Les joueurs de Raúl Cárdenas ont eu bien du mal à confirmer leur statut sur le terrain. Après une entame tonitruante face à Cuba (4:0), les Aztèques concèdent un surprenant revers face au Salvador (0:1), avant de faire deux matches nuls 1:1 face au Canada et à Haïti. Ils ont donc besoin d'un succès pour dépasser les Salvadoriens et arracher le deuxième sésame.

Le match
Dès l'entame, le Mexique endosse le rôle d'équipe dans le besoin et met tout en œuvre pour décrocher la victoire. Dans le sillage de Manuel Manzo, imprévisible créateur, et d'une attaque impulsée par le jeune Hugo Sánchez, les Aztèques font le siège des cages de Julio César Arzú.

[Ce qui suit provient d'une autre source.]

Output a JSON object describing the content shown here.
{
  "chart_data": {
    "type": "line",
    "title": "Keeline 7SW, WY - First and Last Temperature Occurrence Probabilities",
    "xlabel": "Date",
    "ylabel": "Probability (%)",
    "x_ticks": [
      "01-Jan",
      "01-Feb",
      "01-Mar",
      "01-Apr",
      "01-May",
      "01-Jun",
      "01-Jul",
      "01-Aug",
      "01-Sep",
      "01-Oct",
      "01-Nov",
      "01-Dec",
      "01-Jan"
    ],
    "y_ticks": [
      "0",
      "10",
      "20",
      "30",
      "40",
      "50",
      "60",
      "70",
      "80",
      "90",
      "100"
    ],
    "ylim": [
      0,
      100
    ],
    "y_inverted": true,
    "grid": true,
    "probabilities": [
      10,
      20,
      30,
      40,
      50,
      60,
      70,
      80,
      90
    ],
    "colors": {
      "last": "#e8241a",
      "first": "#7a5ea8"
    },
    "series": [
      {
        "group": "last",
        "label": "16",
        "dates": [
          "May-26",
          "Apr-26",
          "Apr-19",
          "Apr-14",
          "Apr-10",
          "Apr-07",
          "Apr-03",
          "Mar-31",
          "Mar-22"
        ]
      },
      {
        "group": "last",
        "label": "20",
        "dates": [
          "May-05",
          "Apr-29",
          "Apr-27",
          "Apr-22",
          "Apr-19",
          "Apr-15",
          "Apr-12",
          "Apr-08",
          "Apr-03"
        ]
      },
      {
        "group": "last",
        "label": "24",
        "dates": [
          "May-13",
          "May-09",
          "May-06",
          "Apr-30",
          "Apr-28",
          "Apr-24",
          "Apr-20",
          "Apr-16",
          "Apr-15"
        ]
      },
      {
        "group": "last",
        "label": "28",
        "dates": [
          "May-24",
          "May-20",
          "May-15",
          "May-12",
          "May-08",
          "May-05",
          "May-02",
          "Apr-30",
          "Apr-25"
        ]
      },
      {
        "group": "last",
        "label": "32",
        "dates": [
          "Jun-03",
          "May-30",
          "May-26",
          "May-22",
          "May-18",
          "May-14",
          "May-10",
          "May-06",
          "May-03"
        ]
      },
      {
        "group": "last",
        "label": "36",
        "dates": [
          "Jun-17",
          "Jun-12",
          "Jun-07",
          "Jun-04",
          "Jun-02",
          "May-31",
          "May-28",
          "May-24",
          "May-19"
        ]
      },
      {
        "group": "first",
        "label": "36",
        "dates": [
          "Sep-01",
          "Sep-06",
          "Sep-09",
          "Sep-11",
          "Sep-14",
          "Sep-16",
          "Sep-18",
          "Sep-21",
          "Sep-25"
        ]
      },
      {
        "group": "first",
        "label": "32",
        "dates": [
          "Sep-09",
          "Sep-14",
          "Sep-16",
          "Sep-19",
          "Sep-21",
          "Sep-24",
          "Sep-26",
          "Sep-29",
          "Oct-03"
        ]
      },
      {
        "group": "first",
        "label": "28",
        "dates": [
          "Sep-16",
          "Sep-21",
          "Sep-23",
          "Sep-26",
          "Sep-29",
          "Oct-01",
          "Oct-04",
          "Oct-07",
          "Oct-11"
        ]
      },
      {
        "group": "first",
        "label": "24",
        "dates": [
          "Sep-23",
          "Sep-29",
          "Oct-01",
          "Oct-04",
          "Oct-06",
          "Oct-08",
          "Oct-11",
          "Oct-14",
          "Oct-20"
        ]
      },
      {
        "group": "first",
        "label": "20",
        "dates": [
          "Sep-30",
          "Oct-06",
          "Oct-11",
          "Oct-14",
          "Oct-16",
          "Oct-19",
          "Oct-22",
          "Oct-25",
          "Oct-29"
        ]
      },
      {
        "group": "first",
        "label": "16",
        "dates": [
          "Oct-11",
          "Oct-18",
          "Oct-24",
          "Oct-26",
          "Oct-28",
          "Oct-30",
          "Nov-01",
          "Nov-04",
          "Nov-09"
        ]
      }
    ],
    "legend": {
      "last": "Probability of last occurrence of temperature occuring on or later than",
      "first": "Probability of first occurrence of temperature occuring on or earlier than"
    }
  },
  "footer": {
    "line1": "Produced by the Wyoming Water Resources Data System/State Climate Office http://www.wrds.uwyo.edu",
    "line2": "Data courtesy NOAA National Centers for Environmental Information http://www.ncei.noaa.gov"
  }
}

Pourtant, les minutes s'égrènent et les filets honduriens ne tremblent toujours pas. A la pause, le Mexique, malgré ses 45 minutes de camping dans la moitié adverse, ne s'est toujours pas créé d'occasion franche. Cette opportunité va enfin se produire au début de la deuxième période, quand une mauvaise passe de Gutiérrez offre à Sánchez un duel face à Arzú. Le pistolero, qui évolue à cette époque à l'Atlético de Madrid, a tout le temps de frapper, mais il se précipite et manque l'immanquable.

Cet échec porte un sérieux coup au moral mexicain. Les Tricolores maintiennent leur domination territoriale, mais ils confondent de plus en plus vitesse et précipitation. En face, les locaux tiennent bon, poussés par un public qui flaire un exploit historique. Dans les derniers instants du match, Hugol se procure une nouvelle occasion, mais sa bicyclette n'attrape pas le cadre. Ce sera le dernier soubresaut des Mexicains, qui quitteront le stade en larmes et subiront les foudres de la critique en revenant au pays.

Le héros
Difficile de dégager un seul homme de cette rencontre. Le résultat final aura été le fruit du travail collectif hondurien, fourni par la meilleure génération du football catracho. La preuve en est que cet exploit historique a été réalisé sans la poutre défensive de l'équipe, Gilberto Yearwood, flamboyant à Espagne 1982.

Entendu...
"Le Mexique a très mal joué, c'est pour cela qu'il n'a pu se qualifier. L'équipe a évolué bien en-dessous de son niveau habituel, elle a manqué d'intelligence. Si nous avions joué ne serait-ce qu'à 50 % de nos moyens, nous nous serions qualifiés sans problème." Rafael del Castillo, président de la Fédération mexicaine de football

"Ce qui est arrivé est vraiment triste. Cette élimination prouve que notre football va mal à tous les niveaux." Hugo Sánchez, attaquant de la sélection mexicaine

"Ça me fait de la peine que le Mexique n'aille pas à la Coupe du Monde. Il lui a manqué du courage, de l'envie et de l'amour propre." Jaime Villegas, défenseur du Honduras

Et après ?
La participation du Honduras à Espagne 1982 marquera l'histoire. Epargnés par le stress qui paralyse parfois les néophytes, les Centraméricains feront match nul avec les locaux et les Nord-irlandais. Alors qu'ils ont besoin d'un nul face à la Yougoslavie pour passer, ils s'inclineront 1:0 sur un penalty qui reste encore en travers des gorges catrachas.

De son côté, le Mexique se rattrapera quatre ans plus tard, sur ses terres, en obtenant le meilleur résultat de son histoire en Coupe du Monde de la FIFA : une sixième place. Toutefois, seuls trois survivants de la catastrophe de Tegucigalpa, Sánchez, Boy et Quirarte, prendront part à cette formidable aventure.